The chair of the Chatham-Kent Health Alliance board has downplayed concerns over the provincial government’s proposed changes to the health-care system.
Greg Aarssen, the head of the local hospital board, said the board has a mandate to run the best hospital system it can for Chatham-Kent and that hasn’t changed with the introduction of Bill 74, the Progressive Conservative’s People’s Health Care Act that will merge different local health integration networks into a single Ontario Health super-agency
Other health-care organizations, including Cancer Care Ontario, will also be included in this agency.
“While we’re mindful of it, and are certainly cognizant that some of these things may come in and could potentially impact what we need to be focusing on and how we discharge our responsibility, we are also cognizant that until such mandate comes forward we are going to drive forward with our current mandate,”Aarssen said.

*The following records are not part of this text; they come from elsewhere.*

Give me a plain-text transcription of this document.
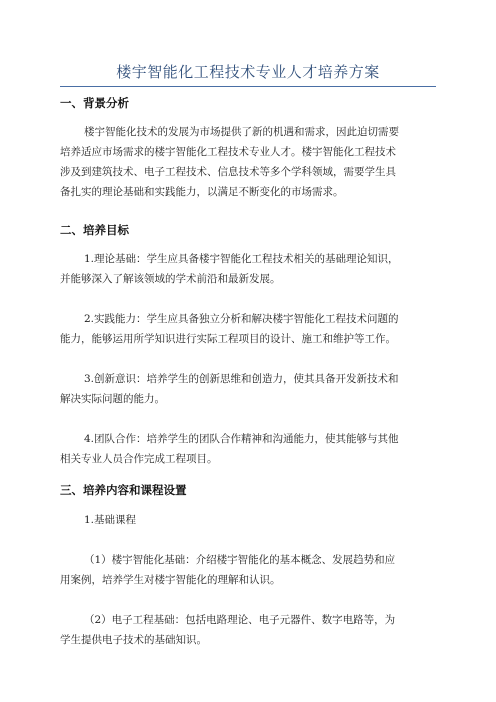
楼宇智能化工程技术专业人才培养方案
一、背景分析
楼宇智能化技术的发展为市场提供了新的机遇和需求，因此迫切需要
培养适应市场需求的楼宇智能化工程技术专业人才。楼宇智能化工程技术
涉及到建筑技术、电子工程技术、信息技术等多个学科领域，需要学生具
备扎实的理论基础和实践能力，以满足不断变化的市场需求。
二、培养目标
1.理论基础：学生应具备楼宇智能化工程技术相关的基础理论知识，
并能够深入了解该领域的学术前沿和最新发展。
2.实践能力：学生应具备独立分析和解决楼宇智能化工程技术问题的
能力，能够运用所学知识进行实际工程项目的设计、施工和维护等工作。
3.创新意识：培养学生的创新思维和创造力，使其具备开发新技术和
解决实际问题的能力。
4.团队合作：培养学生的团队合作精神和沟通能力，使其能够与其他
相关专业人员合作完成工程项目。
三、培养内容和课程设置
1.基础课程
（1）楼宇智能化基础：介绍楼宇智能化的基本概念、发展趋势和应
用案例，培养学生对楼宇智能化的理解和认识。
（2）电子工程基础：包括电路理论、电子元器件、数字电路等，为
学生提供电子技术的基础知识。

The board will “wait patiently” to see how the changes will play out, but hospital CEO Lori Marshall and her team are receiving information about this as it trickles in, he said.
“We are being cautious not to be reactive to it,” said Aarssen. “We will be thoughtful in our process, and will be careful in our planning and will be prudent in our execution of it if, and when, those changes come about and we expect that they will.”
The Chatham-Kent Health Coalition recently organized a town hall to discuss concerns about the bill.
Coalition chair Shirley Roebuck said Bill 74 gives the single agency powers to open the health-care system to further privatization.
“There’s no end to their powers,” she said at the March 21 meeting. “We should not be making profit from the ill. We’re going to fight until we drop about this.”
Aarssen said he has “no idea on any of that,” referring to privatization.
“I have to believe that the people who are making those kinds of decisions will be cautious and careful about them,” he said. “If and when they ever do come to fruition, I’m sure there will be good reason for it, but for now I have not heard anything of that nature other than some sabre-rattling by some people that may or may not have information.”
The board chair acknowledged there are people who feel they haven’t been consulted adequately about changes which will affect them.
However, he noted the Ford government is saying people were consulted at the ballot box when they voted for a party that said it would “find ways to reduce the debt in this province.”
“They’re trying to find a way to make sure that we give the best care, the best delivery, the best response for the dollars that are being taxed and collected in this area for the people of Ontario,” Aarssen said.
Shortly after Aarssen made these comments Friday, the government revealed it accepted 30 people out of the more than 1,400 who applied to present before the standing committee on the bill.